Par conclusions notifiées par voie électronique le 16 juin 2023, Le syndicat des copropriétaires de l’immeuble sis [Adresse 11] à Paris 13ème et les époux [X] demandent au tribunal de :
Vu la loi du 10 juillet 1965, notamment les articles 15 et 26, le décret du 17 mars 1967,
Juger M. [R] [N], Mme [O] [U] épouse [N] et M. [W] [N] mal fondés en toutes leurs demandes,
En conséquence, les en débouter purement et simplement,
Condamner in solidum M. [R] [N], Mme [O] [U] épouse [N] et M ; [W] [N] :
— à payer au syndicat des copropriétaires de l’immeuble situé [Adresse 11] à [Localité 19] une somme de 7.000 € en application des dispositions de l’article 700 du code de procédure civile,
— A payer à M. et Mme [X] une somme de 3.000 € en application des dispositions de l’article 700 du code de procédure civile,
Condamner in solidum M. [R] [N], Mme [O] [U] épouse [N] et M. [W] [N] aux entiers dépens de l’instance dont distraction au profit de Maître Jérôme CHAMARD conformément aux dispositions de l’article 699 du code de procédure civile.
M. [P] [F] et Mme [V] [T], régulièrement assignés à étude, n’ont pas constitué avocat.
L’ordonnance de clôture a été prononcée le 30 avril 2024 et l’affaire a été fixée à l’audience des plaidoiries du 13 février 2025.
Pour un plus ample exposé des moyens, il est renvoyé aux écritures précitées, conformément aux dispositions de l’article 455 du code de procédure civile.
L’affaire, plaidée à l’audience du 13 février 2025, a été mise en délibéré au 15 mai 2025.
MOTIFS DE LA DECISION :
En application de l’article 472 du code de procédure civile, si le défendeur ne comparaît pas, il est néanmoins statué sur le fond et le juge ne fait droit à la demande que dans la mesure où il l’estime régulière, recevable et bien fondée.
1 – Sur la demande principale d’annulation de l’assemblée générale du 5 juillet 2022 et sur la demande subsidiaire d’annulation des résolutions 10.1 à 10.4 et 11
1-1 Sur la demande principale d’annulation de l’assemblée générale du 5 juillet 2022
Les consorts [N] estiment que le vote des copropriétaires a été vicié par la communication, en annexe à la convocation de l’assemblée, d’un rapport du conseil syndical constitutif d’un « réquisitoire » dirigé à leur encontre, auquel ils n’ont pas été mis en position de répondre puisqu’ils n’ont pu être présents à l’assemblée générale en raison du choix injustifié de sa tenue en période estivale.

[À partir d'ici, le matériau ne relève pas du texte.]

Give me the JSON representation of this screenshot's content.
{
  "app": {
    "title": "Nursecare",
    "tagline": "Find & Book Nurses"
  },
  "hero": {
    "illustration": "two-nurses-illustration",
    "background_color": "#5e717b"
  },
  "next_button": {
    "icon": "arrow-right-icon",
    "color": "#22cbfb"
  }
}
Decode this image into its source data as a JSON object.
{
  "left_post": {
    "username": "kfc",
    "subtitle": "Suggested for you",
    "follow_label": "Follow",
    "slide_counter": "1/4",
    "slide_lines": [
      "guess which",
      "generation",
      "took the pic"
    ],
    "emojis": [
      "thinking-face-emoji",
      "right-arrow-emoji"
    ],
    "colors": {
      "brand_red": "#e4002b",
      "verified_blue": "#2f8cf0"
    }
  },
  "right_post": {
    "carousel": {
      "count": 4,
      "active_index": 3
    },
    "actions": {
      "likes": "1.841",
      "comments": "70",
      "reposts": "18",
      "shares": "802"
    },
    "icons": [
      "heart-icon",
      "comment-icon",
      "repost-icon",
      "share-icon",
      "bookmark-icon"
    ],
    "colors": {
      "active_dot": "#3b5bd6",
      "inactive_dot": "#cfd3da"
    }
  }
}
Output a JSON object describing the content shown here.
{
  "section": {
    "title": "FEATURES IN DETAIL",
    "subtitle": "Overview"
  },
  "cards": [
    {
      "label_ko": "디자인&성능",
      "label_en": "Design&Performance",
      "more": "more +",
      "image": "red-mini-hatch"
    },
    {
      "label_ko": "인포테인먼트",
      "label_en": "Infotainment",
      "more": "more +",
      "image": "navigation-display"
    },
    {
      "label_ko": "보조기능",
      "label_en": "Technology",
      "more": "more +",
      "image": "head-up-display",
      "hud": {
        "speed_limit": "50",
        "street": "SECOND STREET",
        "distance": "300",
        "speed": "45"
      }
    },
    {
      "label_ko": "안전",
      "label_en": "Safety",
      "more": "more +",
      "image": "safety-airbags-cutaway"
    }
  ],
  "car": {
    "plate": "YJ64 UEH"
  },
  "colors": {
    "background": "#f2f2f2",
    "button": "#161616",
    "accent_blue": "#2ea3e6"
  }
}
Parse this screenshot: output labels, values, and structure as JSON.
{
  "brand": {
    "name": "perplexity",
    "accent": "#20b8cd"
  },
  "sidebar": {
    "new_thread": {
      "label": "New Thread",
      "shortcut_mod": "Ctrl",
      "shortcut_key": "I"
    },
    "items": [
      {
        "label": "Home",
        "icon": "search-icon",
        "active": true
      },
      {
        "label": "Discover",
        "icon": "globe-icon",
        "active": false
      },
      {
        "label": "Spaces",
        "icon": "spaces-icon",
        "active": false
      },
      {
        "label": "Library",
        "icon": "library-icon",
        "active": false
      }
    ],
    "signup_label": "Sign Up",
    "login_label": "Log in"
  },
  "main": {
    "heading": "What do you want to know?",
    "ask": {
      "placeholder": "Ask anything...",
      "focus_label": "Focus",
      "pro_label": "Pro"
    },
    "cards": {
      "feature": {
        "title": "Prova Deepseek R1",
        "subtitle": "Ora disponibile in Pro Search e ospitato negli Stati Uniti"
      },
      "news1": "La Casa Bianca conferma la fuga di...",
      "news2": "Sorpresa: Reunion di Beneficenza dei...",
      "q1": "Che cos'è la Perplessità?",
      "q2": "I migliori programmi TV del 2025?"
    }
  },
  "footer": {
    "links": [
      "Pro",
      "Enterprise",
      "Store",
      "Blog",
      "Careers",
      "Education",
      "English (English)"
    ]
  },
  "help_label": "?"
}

Le syndicat des copropriétaires de l’immeuble sis [Adresse 11] à [Localité 19] et les époux [X] opposent que :
— aucune disposition légale ou règlementaire n’interdit de tenir une assemblée générale en été,
— il n’est pas développé en quoi le rapport du conseil syndical aurait pu vicier les votes des copropriétaires,
— les consorts [N] ont choisi de ne pas être présents à l’assemblée générale.
En l’espèce, les consorts [N] n’articulent aucun moyen, en droit et en fait, au soutien de la démonstration d’un vote vicié des copropriétaires s’agissant de l’ensemble des treize résolutions inscrites à l’ordre du jour de l’assemblée générale ordinaire tenue le 5 juillet 2022, étant au surplus précisé qu’aucune disposition n’exclut la tenue d’une assemblée générale un 5 juillet et que tout copropriétaire demeure libre de se faire représenter ou non à l’assemblée à laquelle il ne peut pas être présent.
Les consorts [N] seront déboutés de leur demande d’annulation de l’assemblée générale du 5 juillet 2022 dans son entier.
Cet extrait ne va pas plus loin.